India put its stamp on an energy lifeline that could redefine regional ties and wheel in new economic dynamics through a natural gas pipeline all the way from Turkmenistan in Central Asia to India via Afghanistan and Pakistan. Oil minister Murli Deora, representing PM Manmohan Singh, who is away in Europe, joined presidents of Afghanistan, Pakistan and Turkmenistan at a summit in Turkmen capital Ashgabat to sign the Inter-Governmental Agreement to formally join the US-backed project that could cost over $10 billion. Deora also utilized the presence of top Pakistani and Afghan leaders to remind that they need to address India’s concerns over physical security of the pipeline and uninterrupted gas supplies to make the project work. “There are issues that need to be addressed. We have to come to a decision regarding the price of gas, security of the pipeline, certainty of gas supply, transit fee and setting up of the consortium (for laying and operating the pipeline),” he told the summit. For good measure Deora added, “As a buyer, and being at the tail-end of the project, we have concerns that relate to the realities that surround us.

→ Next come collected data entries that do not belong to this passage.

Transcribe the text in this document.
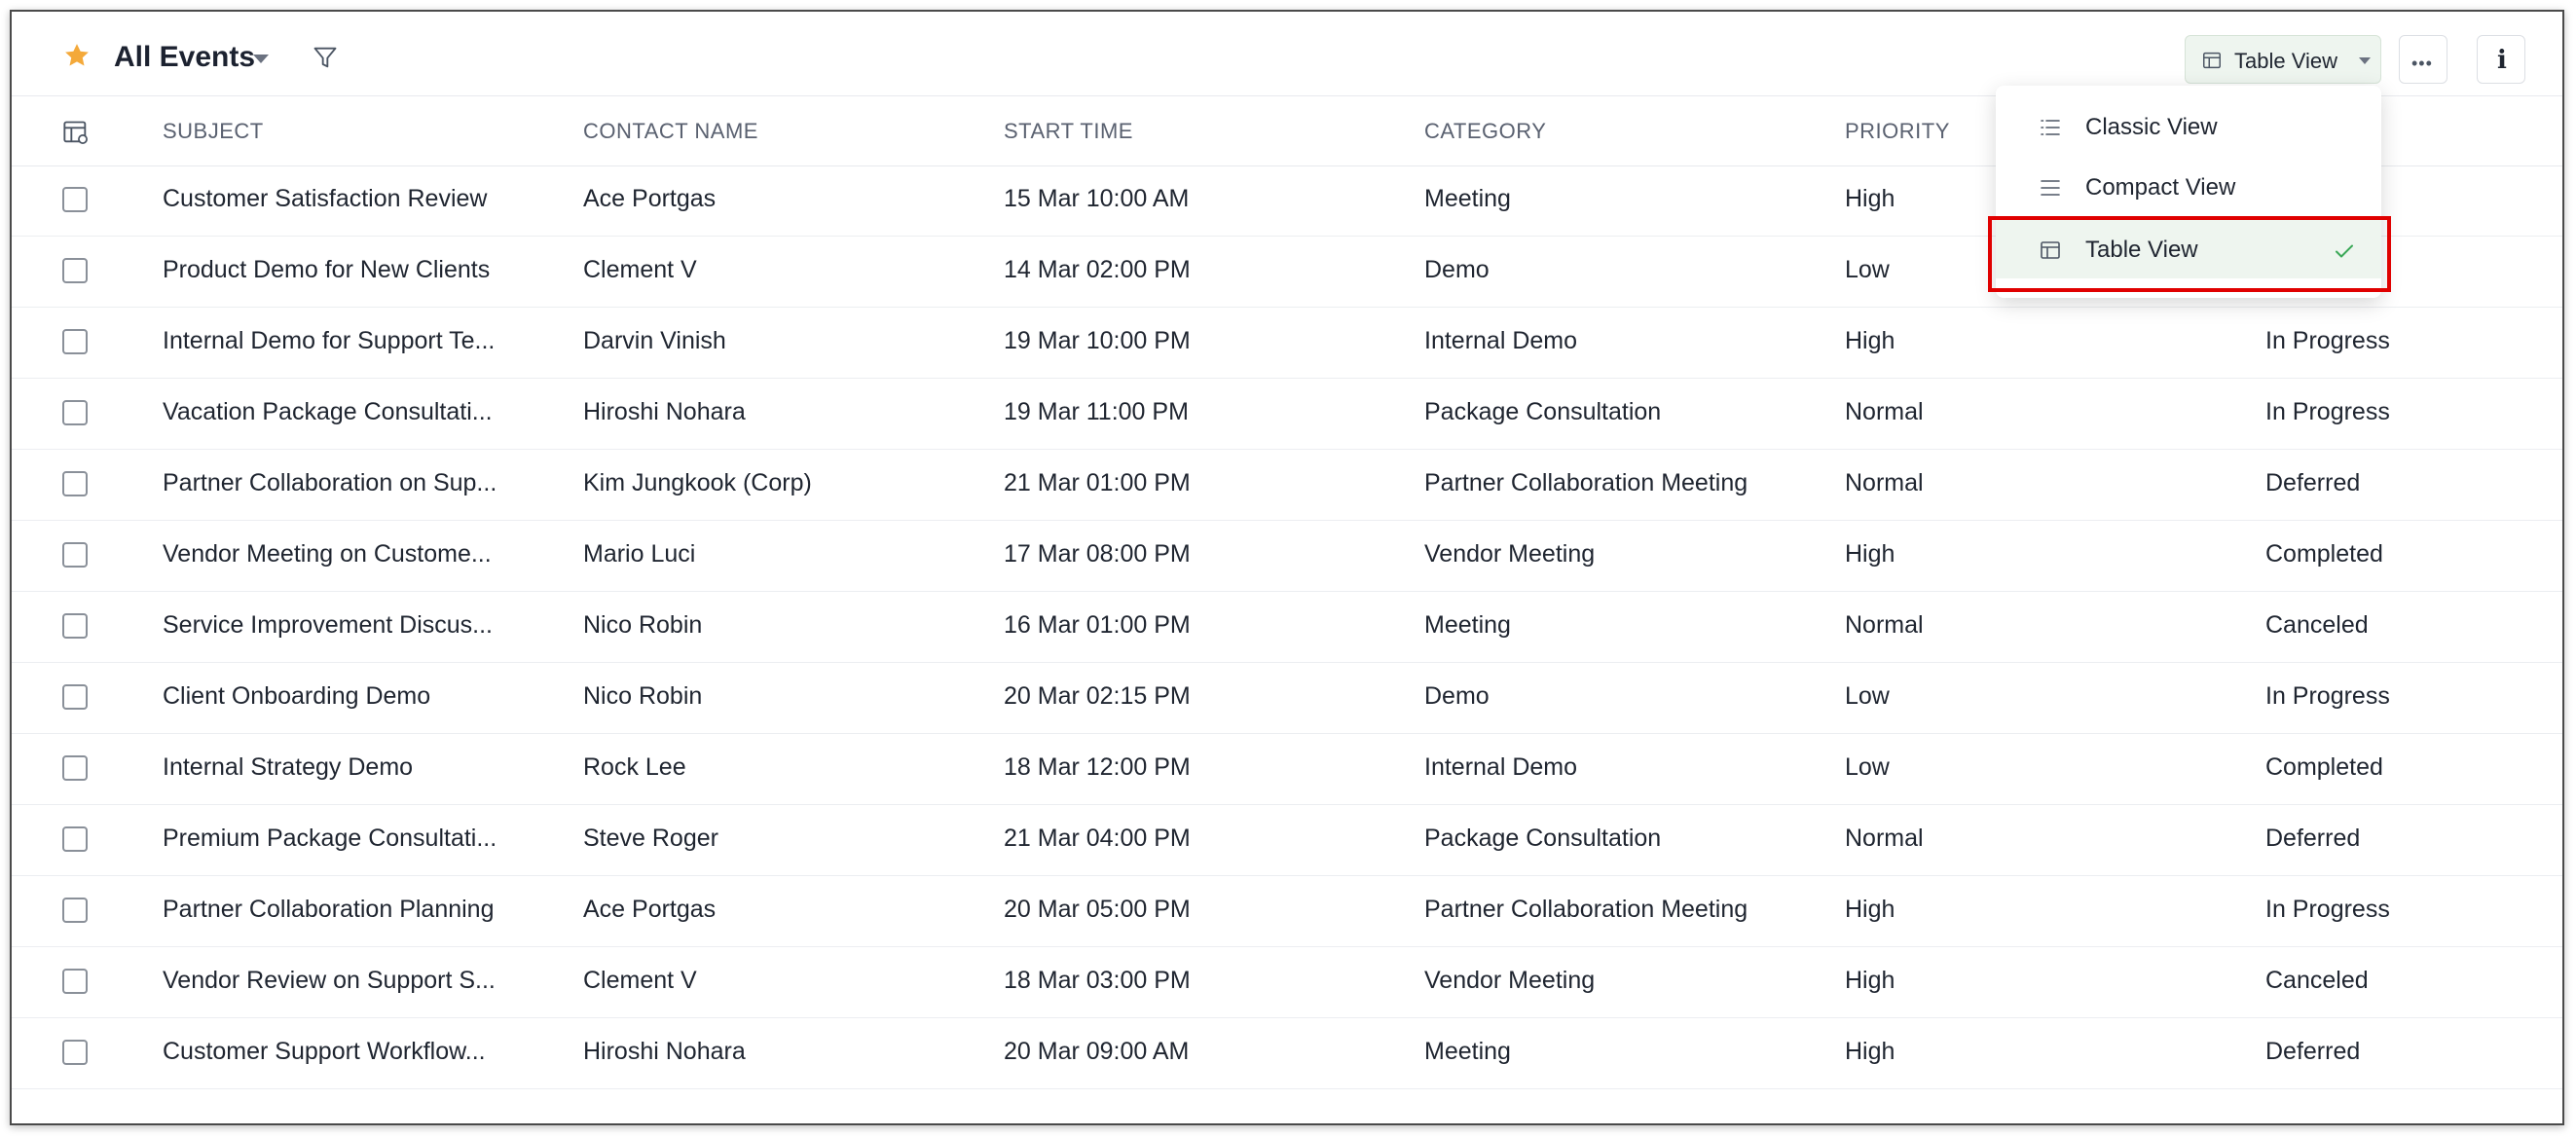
All Events	Table View	•••	i
SUBJECT	CONTACT NAME	START TIME	CATEGORY	PRIORITY
Customer Satisfaction Review	Ace Portgas	15 Mar 10:00 AM	Meeting	High
Product Demo for New Clients	Clement V	14 Mar 02:00 PM	Demo	Low
Internal Demo for Support Te...	Darvin Vinish	19 Mar 10:00 PM	Internal Demo	High	In Progress
Vacation Package Consultati...	Hiroshi Nohara	19 Mar 11:00 PM	Package Consultation	Normal	In Progress
Partner Collaboration on Sup...	Kim Jungkook (Corp)	21 Mar 01:00 PM	Partner Collaboration Meeting	Normal	Deferred
Vendor Meeting on Custome...	Mario Luci	17 Mar 08:00 PM	Vendor Meeting	High	Completed
Service Improvement Discus...	Nico Robin	16 Mar 01:00 PM	Meeting	Normal	Canceled
Client Onboarding Demo	Nico Robin	20 Mar 02:15 PM	Demo	Low	In Progress
Internal Strategy Demo	Rock Lee	18 Mar 12:00 PM	Internal Demo	Low	Completed
Premium Package Consultati...	Steve Roger	21 Mar 04:00 PM	Package Consultation	Normal	Deferred
Partner Collaboration Planning	Ace Portgas	20 Mar 05:00 PM	Partner Collaboration Meeting	High	In Progress
Vendor Review on Support S...	Clement V	18 Mar 03:00 PM	Vendor Meeting	High	Canceled
Customer Support Workflow...	Hiroshi Nohara	20 Mar 09:00 AM	Meeting	High	Deferred
Classic View
Compact View
Table View
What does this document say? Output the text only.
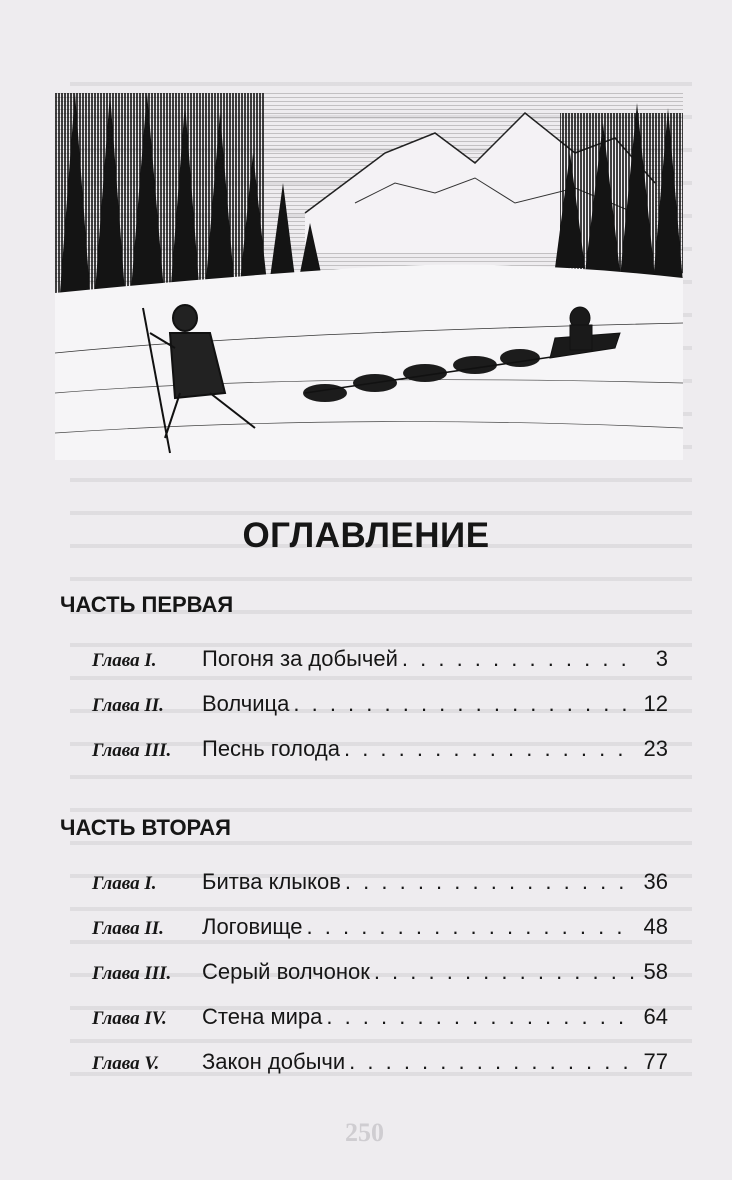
250
ОГЛАВЛЕНИЕ
ЧАСТЬ ПЕРВАЯ
Глава I.	Погоня за добычей . . .	3
Глава II.	Волчица . . .	12
Глава III.	Песнь голода . . .	23
ЧАСТЬ ВТОРАЯ
Глава I.	Битва клыков . . .	36
Глава II.	Логовище . . .	48
Глава III.	Серый волчонок . . .	58
Глава IV.	Стена мира . . .	64
Глава V.	Закон добычи . . .	77
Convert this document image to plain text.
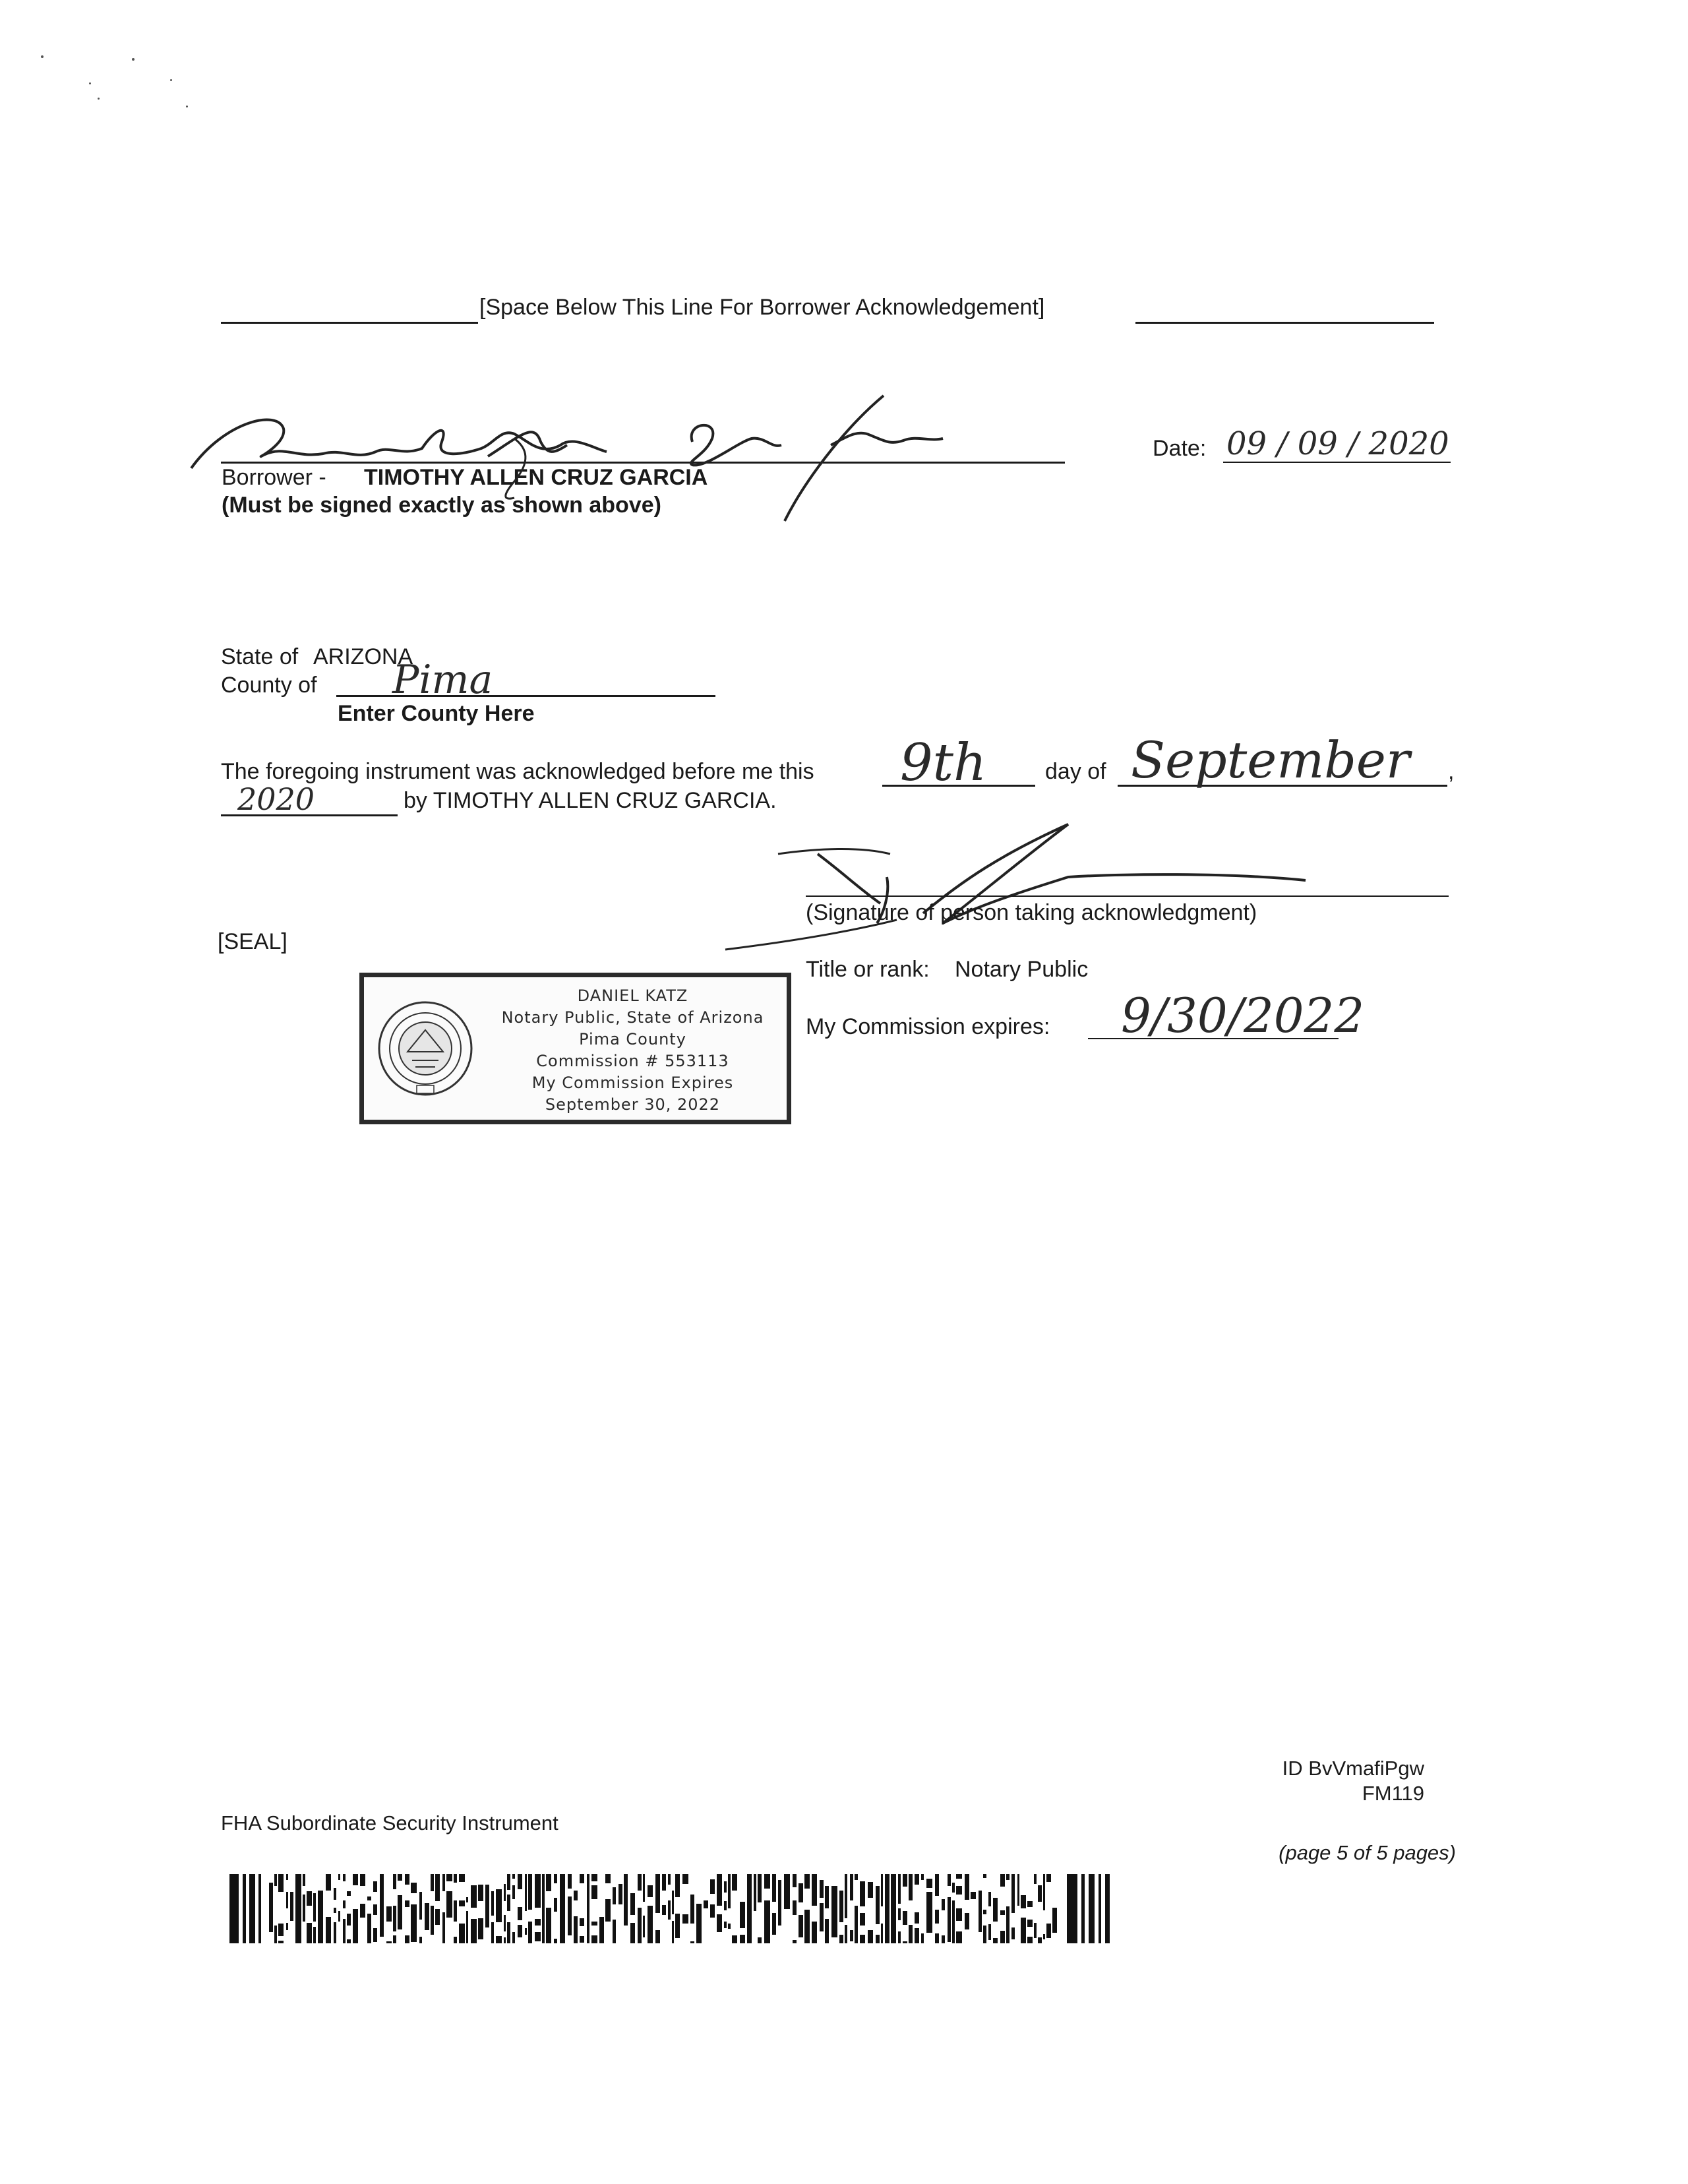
[Space Below This Line For Borrower Acknowledgement]
Borrower - TIMOTHY ALLEN CRUZ GARCIA
(Must be signed exactly as shown above)
Date: 09 / 09 / 2020
State of ARIZONA
County of Pima
Enter County Here
The foregoing instrument was acknowledged before me this 9th	day of September ,
2020	by TIMOTHY ALLEN CRUZ GARCIA.
(Signature of person taking acknowledgment)
[SEAL]
Title or rank: Notary Public
My Commission expires: 9/30/2022
DANIEL KATZ
Notary Public, State of Arizona
Pima County
Commission # 553113
My Commission Expires
September 30, 2022
ID BvVmafiPgw
FM119
FHA Subordinate Security Instrument
(page 5 of 5 pages)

Quite obviously, our goal is not merely the construction of the pipeline, but also continuous and uninterrupted flow of Turkman natural gas over several decades.” India has agreed to accept gas at the Turkman-Afghanistan border and will bank on the international composition of the consortium building the pipeline to ensure supply security through Afghanistan and Pakistan.
MEA officials attribute this to India’s commitment to the reconstruction efforts in Afghanistan. But there is no denying that the softer security stand is being taken in deference to the US backing for the project, which Washington wants as an alternative route for Central Asian gas bypassing the Russian pipelines network. For, in case of the Iran pipeline project, which is cheaper and easier to build, India has been playing hardball over similar issues and insisting Teheran delivers gas at Delhi’s doorstep. India also appears to be playing along Turkmenistan’s unwillingness to make up for any shortfall or disruption in gas supplies.